BP 2.94

Clinical data
- Other names: BP-294; BP 2-94; BP2-94; BP294; FUB-94; FUB94
- Routes of administration: Oral
- Drug class: Histamine H_{3} receptor agonist
- ATC code: None;

Identifiers
- IUPAC name 2-[N-[(2R)-1-(1H-imidazol-5-yl)propan-2-yl]-C-phenylcarbonimidoyl]phenol;
- PubChem CID: 135422935;
- ChemSpider: 23208952;
- ChEMBL: ChEMBL335419;

Chemical and physical data
- Formula: C_{19}H_{19}N_{3}O
- Molar mass: 305.381 g·mol^{−1}
- 3D model (JSmol): Interactive image;
- SMILES C[C@H](CC1=CN=CN1)N=C(C2=CC=CC=C2)C3=CC=CC=C3O;
- InChI InChI=1S/C19H19N3O/c1-14(11-16-12-20-13-21-16)22-19(15-7-3-2-4-8-15)17-9-5-6-10-18(17)23/h2-10,12-14,23H,11H2,1H3,(H,20,21)/t14-/m1/s1; Key:SBUFZXRNKJQHLD-CQSZACIVSA-N;

= BP 2.94 =

BP 2.94, or BP-294, also known as FUB-94, is a histamine H_{3} receptor agonist which was under development for the treatment of asthma, inflammation, pain, and peptic ulcers but was never marketed.
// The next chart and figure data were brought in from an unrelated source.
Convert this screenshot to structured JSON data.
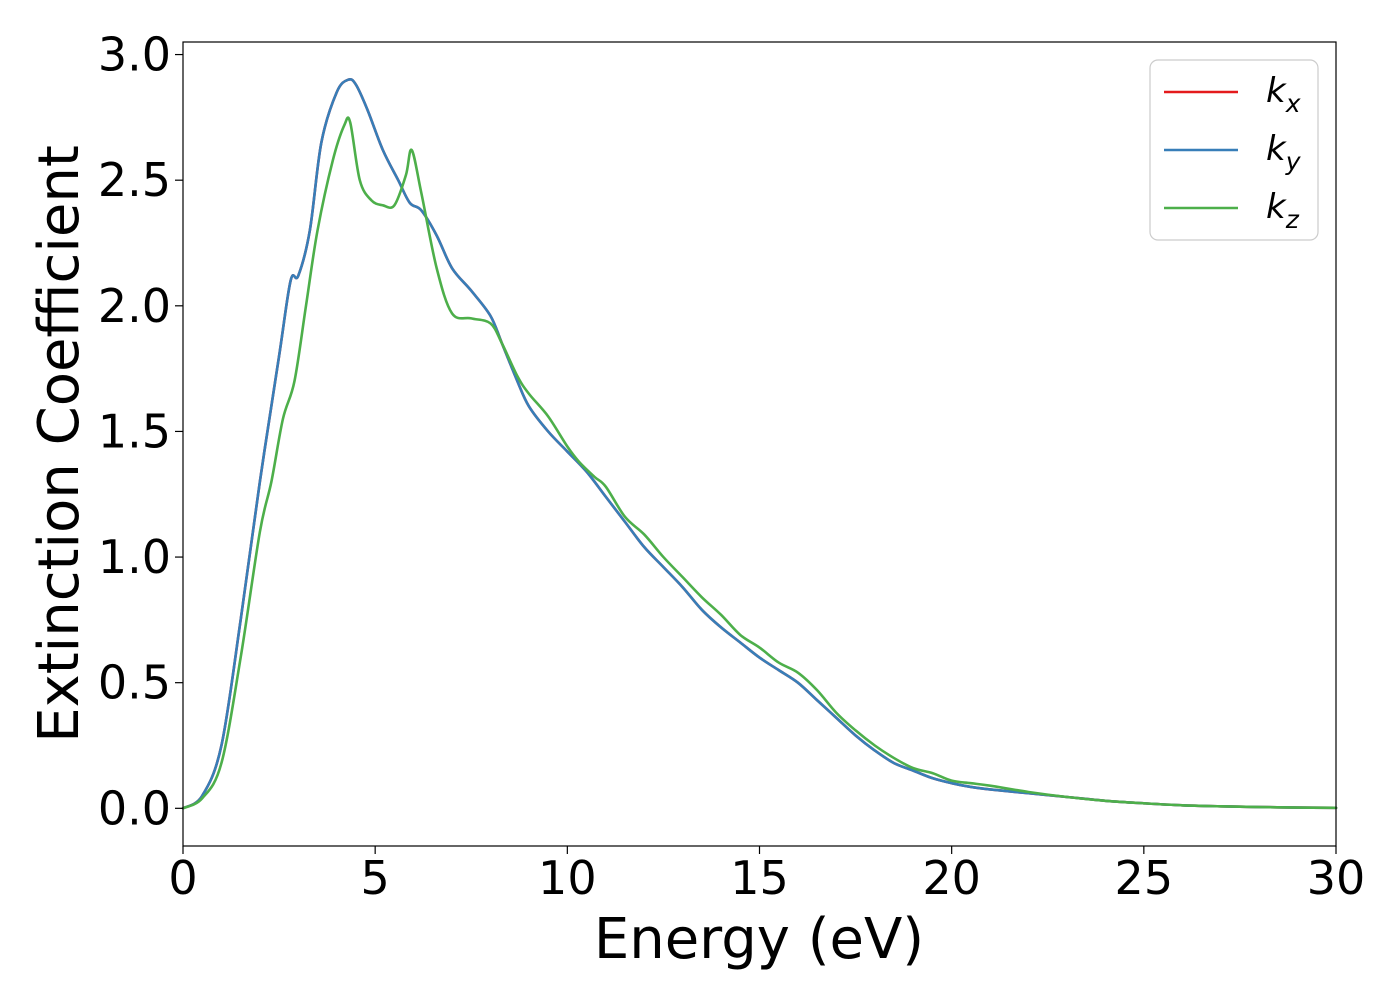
{
  "chart_data": {
    "type": "line",
    "title": "",
    "xlabel": "Energy (eV)",
    "ylabel": "Extinction Coefficient",
    "xlim": [
      0,
      30
    ],
    "ylim": [
      -0.15,
      3.05
    ],
    "xticks": [
      0,
      5,
      10,
      15,
      20,
      25,
      30
    ],
    "xtick_labels": [
      "0",
      "5",
      "10",
      "15",
      "20",
      "25",
      "30"
    ],
    "yticks": [
      0.0,
      0.5,
      1.0,
      1.5,
      2.0,
      2.5,
      3.0
    ],
    "ytick_labels": [
      "0.0",
      "0.5",
      "1.0",
      "1.5",
      "2.0",
      "2.5",
      "3.0"
    ],
    "grid": false,
    "legend_position": "top-right",
    "series": [
      {
        "name": "k_x",
        "legend_base": "k",
        "legend_sub": "x",
        "color": "#e41a1c",
        "x": [
          0,
          0.5,
          1.0,
          1.5,
          2.0,
          2.5,
          2.8,
          3.0,
          3.3,
          3.6,
          4.0,
          4.3,
          4.5,
          4.8,
          5.2,
          5.6,
          5.9,
          6.2,
          6.6,
          7.0,
          7.5,
          8.0,
          8.3,
          8.7,
          9.0,
          9.5,
          10.0,
          10.5,
          11.0,
          11.5,
          12.0,
          12.5,
          13.0,
          13.5,
          14.0,
          14.5,
          15.0,
          15.5,
          16.0,
          16.5,
          17.0,
          17.5,
          18.0,
          18.5,
          19.0,
          19.5,
          20.0,
          20.5,
          21.0,
          22.0,
          23.0,
          24.0,
          25.0,
          26.0,
          27.0,
          28.0,
          29.0,
          30.0
        ],
        "y": [
          0.0,
          0.05,
          0.25,
          0.75,
          1.3,
          1.8,
          2.1,
          2.12,
          2.3,
          2.65,
          2.85,
          2.9,
          2.88,
          2.78,
          2.62,
          2.5,
          2.41,
          2.38,
          2.28,
          2.15,
          2.06,
          1.96,
          1.85,
          1.7,
          1.6,
          1.5,
          1.42,
          1.34,
          1.24,
          1.14,
          1.04,
          0.96,
          0.88,
          0.79,
          0.72,
          0.66,
          0.6,
          0.55,
          0.5,
          0.43,
          0.36,
          0.29,
          0.23,
          0.18,
          0.15,
          0.12,
          0.1,
          0.085,
          0.075,
          0.06,
          0.045,
          0.03,
          0.02,
          0.012,
          0.008,
          0.005,
          0.003,
          0.002
        ]
      },
      {
        "name": "k_y",
        "legend_base": "k",
        "legend_sub": "y",
        "color": "#377eb8",
        "x": [
          0,
          0.5,
          1.0,
          1.5,
          2.0,
          2.5,
          2.8,
          3.0,
          3.3,
          3.6,
          4.0,
          4.3,
          4.5,
          4.8,
          5.2,
          5.6,
          5.9,
          6.2,
          6.6,
          7.0,
          7.5,
          8.0,
          8.3,
          8.7,
          9.0,
          9.5,
          10.0,
          10.5,
          11.0,
          11.5,
          12.0,
          12.5,
          13.0,
          13.5,
          14.0,
          14.5,
          15.0,
          15.5,
          16.0,
          16.5,
          17.0,
          17.5,
          18.0,
          18.5,
          19.0,
          19.5,
          20.0,
          20.5,
          21.0,
          22.0,
          23.0,
          24.0,
          25.0,
          26.0,
          27.0,
          28.0,
          29.0,
          30.0
        ],
        "y": [
          0.0,
          0.05,
          0.25,
          0.75,
          1.3,
          1.8,
          2.1,
          2.12,
          2.3,
          2.65,
          2.85,
          2.9,
          2.88,
          2.78,
          2.62,
          2.5,
          2.41,
          2.38,
          2.28,
          2.15,
          2.06,
          1.96,
          1.85,
          1.7,
          1.6,
          1.5,
          1.42,
          1.34,
          1.24,
          1.14,
          1.04,
          0.96,
          0.88,
          0.79,
          0.72,
          0.66,
          0.6,
          0.55,
          0.5,
          0.43,
          0.36,
          0.29,
          0.23,
          0.18,
          0.15,
          0.12,
          0.1,
          0.085,
          0.075,
          0.06,
          0.045,
          0.03,
          0.02,
          0.012,
          0.008,
          0.005,
          0.003,
          0.002
        ]
      },
      {
        "name": "k_z",
        "legend_base": "k",
        "legend_sub": "z",
        "color": "#4daf4a",
        "x": [
          0,
          0.5,
          1.0,
          1.5,
          2.0,
          2.3,
          2.6,
          2.9,
          3.2,
          3.5,
          3.9,
          4.2,
          4.35,
          4.6,
          4.9,
          5.2,
          5.5,
          5.8,
          5.95,
          6.2,
          6.6,
          7.0,
          7.5,
          8.0,
          8.3,
          8.7,
          9.0,
          9.5,
          10.0,
          10.3,
          10.7,
          11.0,
          11.5,
          12.0,
          12.5,
          13.0,
          13.5,
          14.0,
          14.5,
          15.0,
          15.5,
          16.0,
          16.5,
          17.0,
          17.5,
          18.0,
          18.5,
          19.0,
          19.5,
          20.0,
          20.5,
          21.0,
          22.0,
          23.0,
          24.0,
          25.0,
          26.0,
          27.0,
          28.0,
          29.0,
          30.0
        ],
        "y": [
          0.0,
          0.04,
          0.18,
          0.6,
          1.1,
          1.3,
          1.55,
          1.7,
          2.0,
          2.3,
          2.58,
          2.72,
          2.73,
          2.5,
          2.42,
          2.4,
          2.4,
          2.52,
          2.62,
          2.45,
          2.15,
          1.97,
          1.95,
          1.93,
          1.85,
          1.72,
          1.65,
          1.56,
          1.44,
          1.38,
          1.32,
          1.28,
          1.16,
          1.09,
          1.0,
          0.92,
          0.84,
          0.77,
          0.69,
          0.64,
          0.58,
          0.54,
          0.47,
          0.38,
          0.31,
          0.25,
          0.2,
          0.16,
          0.14,
          0.11,
          0.1,
          0.09,
          0.065,
          0.045,
          0.03,
          0.02,
          0.012,
          0.008,
          0.005,
          0.003,
          0.002
        ]
      }
    ]
  }
}
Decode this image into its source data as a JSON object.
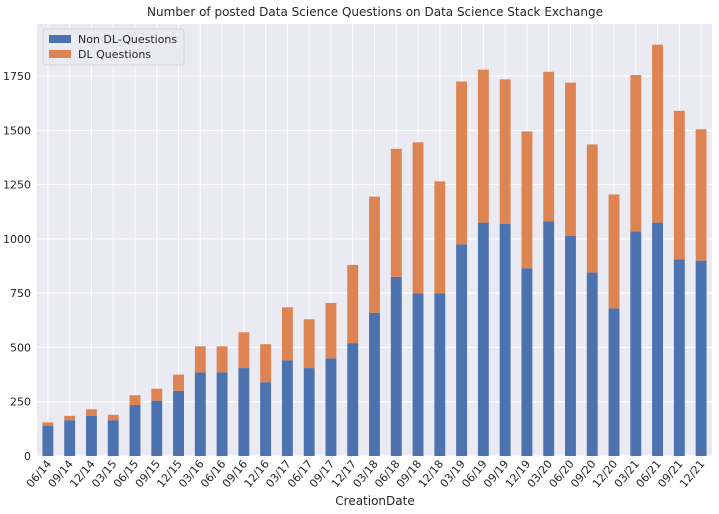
{
  "chart_data": {
    "type": "bar",
    "stacked": true,
    "title": "Number of posted Data Science Questions on Data Science Stack Exchange",
    "xlabel": "CreationDate",
    "ylabel": "",
    "ylim": [
      0,
      1990
    ],
    "yticks": [
      0,
      250,
      500,
      750,
      1000,
      1250,
      1500,
      1750
    ],
    "grid": true,
    "legend_position": "top-left",
    "categories": [
      "06/14",
      "09/14",
      "12/14",
      "03/15",
      "06/15",
      "09/15",
      "12/15",
      "03/16",
      "06/16",
      "09/16",
      "12/16",
      "03/17",
      "06/17",
      "09/17",
      "12/17",
      "03/18",
      "06/18",
      "09/18",
      "12/18",
      "03/19",
      "06/19",
      "09/19",
      "12/19",
      "03/20",
      "06/20",
      "09/20",
      "12/20",
      "03/21",
      "06/21",
      "09/21",
      "12/21"
    ],
    "series": [
      {
        "name": "Non DL-Questions",
        "color": "#4c72b0",
        "values": [
          140,
          165,
          185,
          165,
          235,
          255,
          300,
          385,
          385,
          405,
          340,
          440,
          405,
          450,
          520,
          660,
          825,
          750,
          750,
          975,
          1075,
          1070,
          865,
          1080,
          1015,
          845,
          680,
          1035,
          1075,
          905,
          900
        ]
      },
      {
        "name": "DL Questions",
        "color": "#dd8452",
        "values": [
          15,
          20,
          30,
          25,
          45,
          55,
          75,
          120,
          120,
          165,
          175,
          245,
          225,
          255,
          360,
          535,
          590,
          695,
          515,
          750,
          705,
          665,
          630,
          690,
          705,
          590,
          525,
          720,
          820,
          685,
          605
        ]
      }
    ],
    "colors": {
      "plot_background": "#eaeaf2",
      "grid": "#ffffff",
      "text": "#262626"
    }
  }
}
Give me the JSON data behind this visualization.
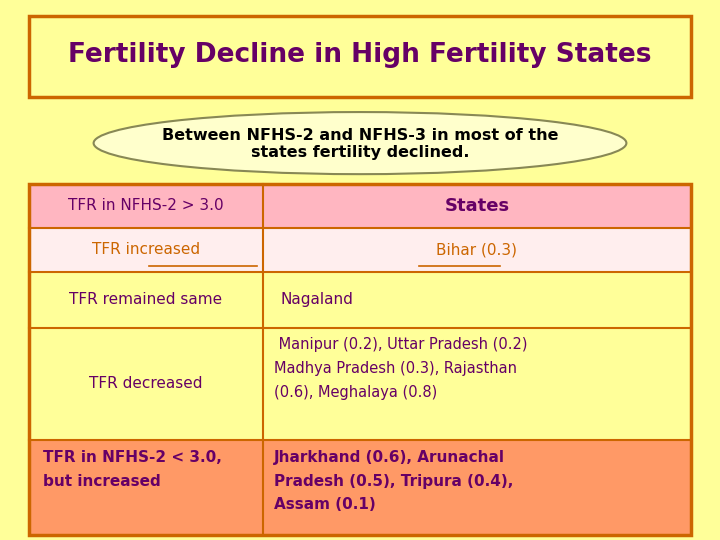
{
  "title": "Fertility Decline in High Fertility States",
  "subtitle_line1": "Between NFHS-2 and NFHS-3 in most of the",
  "subtitle_line2": "states fertility declined.",
  "bg_color": "#FFFF99",
  "title_color": "#660066",
  "title_bg": "#FFFF99",
  "title_border": "#CC6600",
  "table_border": "#CC6600",
  "col1_header": "TFR in NFHS-2 > 3.0",
  "col2_header": "States",
  "header_bg": "#FFB6C1",
  "header_text_color": "#660066",
  "row2_col1": "TFR increased",
  "row2_col2": "Bihar (0.3)",
  "row2_bg": "#FFEEEE",
  "row2_text_color": "#CC6600",
  "row3_col1": "TFR remained same",
  "row3_col2": "Nagaland",
  "row3_bg": "#FFFF99",
  "row3_text_color": "#660066",
  "row4_col1": "TFR decreased",
  "row4_col2_line1": " Manipur (0.2), Uttar Pradesh (0.2)",
  "row4_col2_line2": "Madhya Pradesh (0.3), Rajasthan",
  "row4_col2_line3": "(0.6), Meghalaya (0.8)",
  "row4_bg": "#FFFF99",
  "row4_text_color": "#660066",
  "row5_col1_line1": "TFR in NFHS-2 < 3.0,",
  "row5_col1_line2": "but increased",
  "row5_col2_line1": "Jharkhand (0.6), Arunachal",
  "row5_col2_line2": "Pradesh (0.5), Tripura (0.4),",
  "row5_col2_line3": "Assam (0.1)",
  "row5_bg": "#FF9966",
  "row5_text_color": "#660066"
}
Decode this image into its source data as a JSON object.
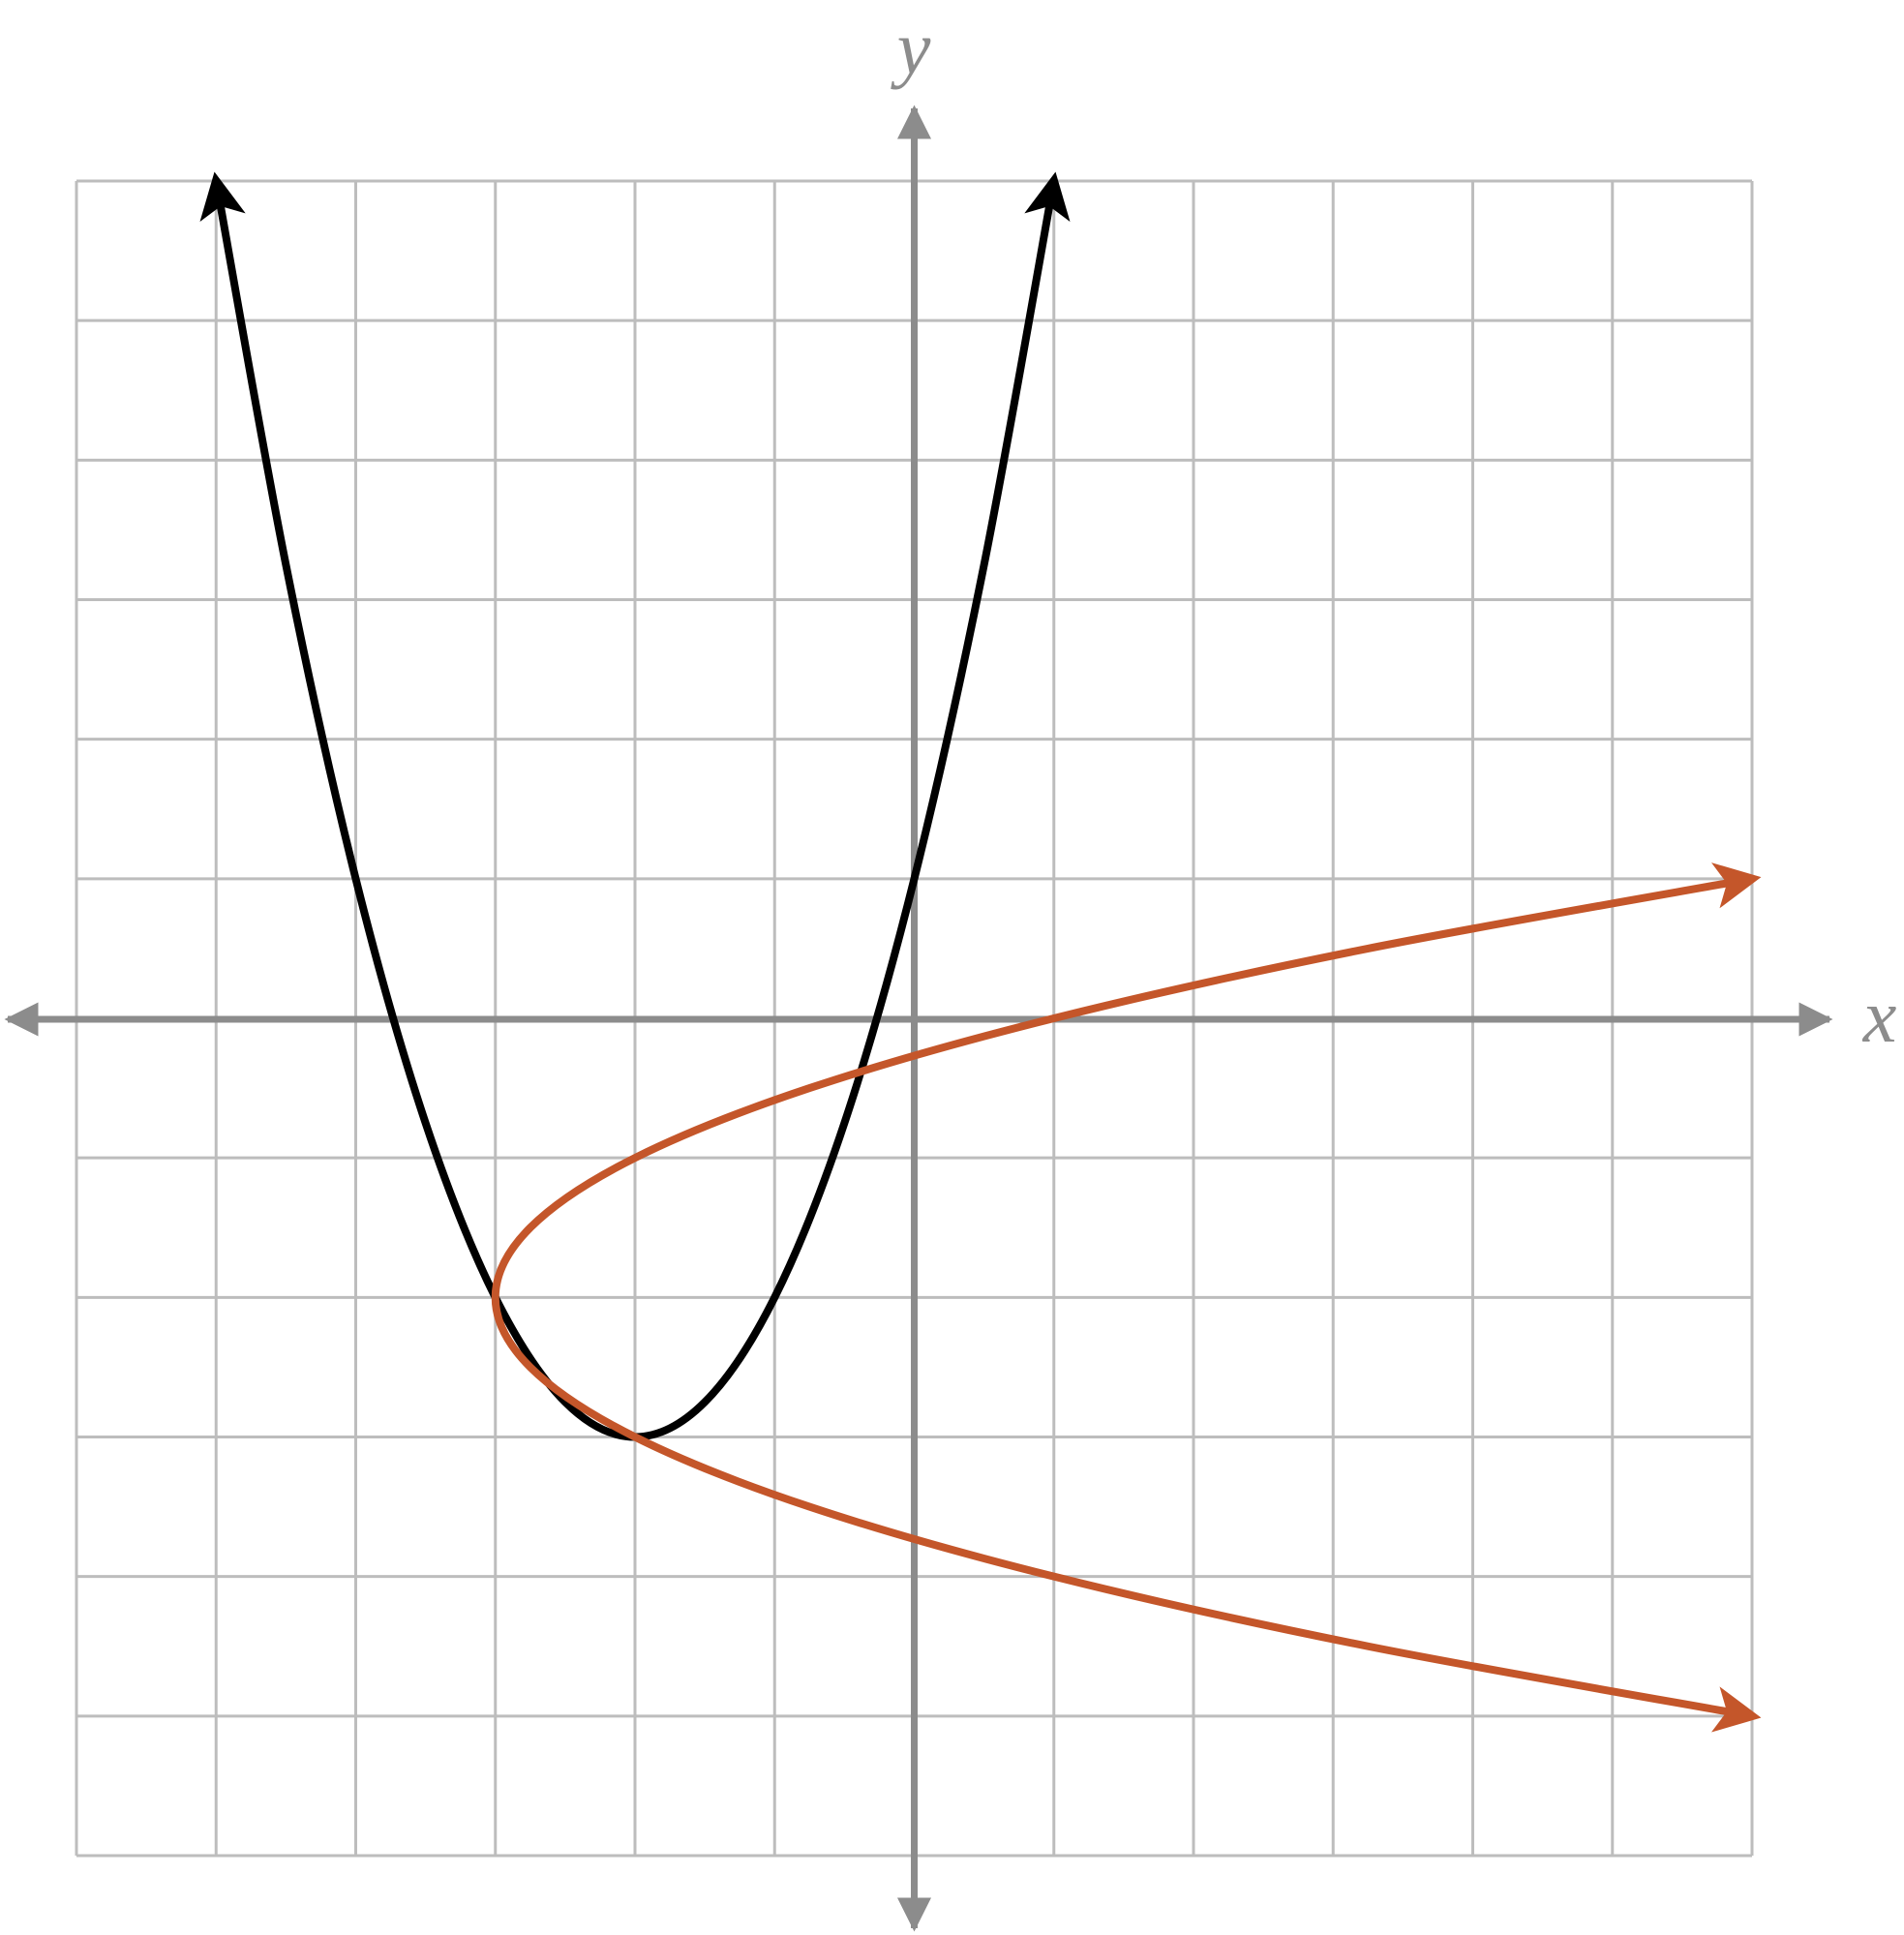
{
  "chart_data": {
    "type": "line",
    "xlabel": "x",
    "ylabel": "y",
    "xlim": [
      -6,
      6
    ],
    "ylim": [
      -6,
      6
    ],
    "xticks": [
      -6,
      -5,
      -4,
      -3,
      -2,
      -1,
      0,
      1,
      2,
      3,
      4,
      5,
      6
    ],
    "yticks": [
      -6,
      -5,
      -4,
      -3,
      -2,
      -1,
      0,
      1,
      2,
      3,
      4,
      5,
      6
    ],
    "grid": true,
    "series": [
      {
        "color": "#000000",
        "x": [
          -5,
          -4.5,
          -4,
          -3.5,
          -3,
          -2.5,
          -2,
          -1.5,
          -1,
          -0.5,
          0,
          0.5,
          1
        ],
        "values": [
          6,
          3.25,
          1,
          -0.75,
          -2,
          -2.75,
          -3,
          -2.75,
          -2,
          -0.75,
          1,
          3.25,
          6
        ]
      },
      {
        "color": "#c4562a",
        "x": [
          6,
          3.25,
          1,
          -0.75,
          -2,
          -2.75,
          -3,
          -2.75,
          -2,
          -0.75,
          1,
          3.25,
          6
        ],
        "values": [
          1,
          0.5,
          0,
          -0.5,
          -1,
          -1.5,
          -2,
          -2.5,
          -3,
          -3.5,
          -4,
          -4.5,
          -5
        ]
      }
    ]
  }
}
It is taken orally.

== Pharmacology ==

The drug functions as an orally active prodrug of (R)-α-methylhistamine, which in turn acts as a potent and selective agonist of the histamine H_{3} receptor. BP 2.94 has shown anti-inflammatory, antinociceptive, gastric anti-secretory, and sedative and hypnotic effects in animals. It has been found to increase slow wave sleep in animals, including dramatically so in cats.

== Development ==

BP 2.94 was under development by Bioprojet. It reached phase 2 clinical trials prior to the discontinuation of its development.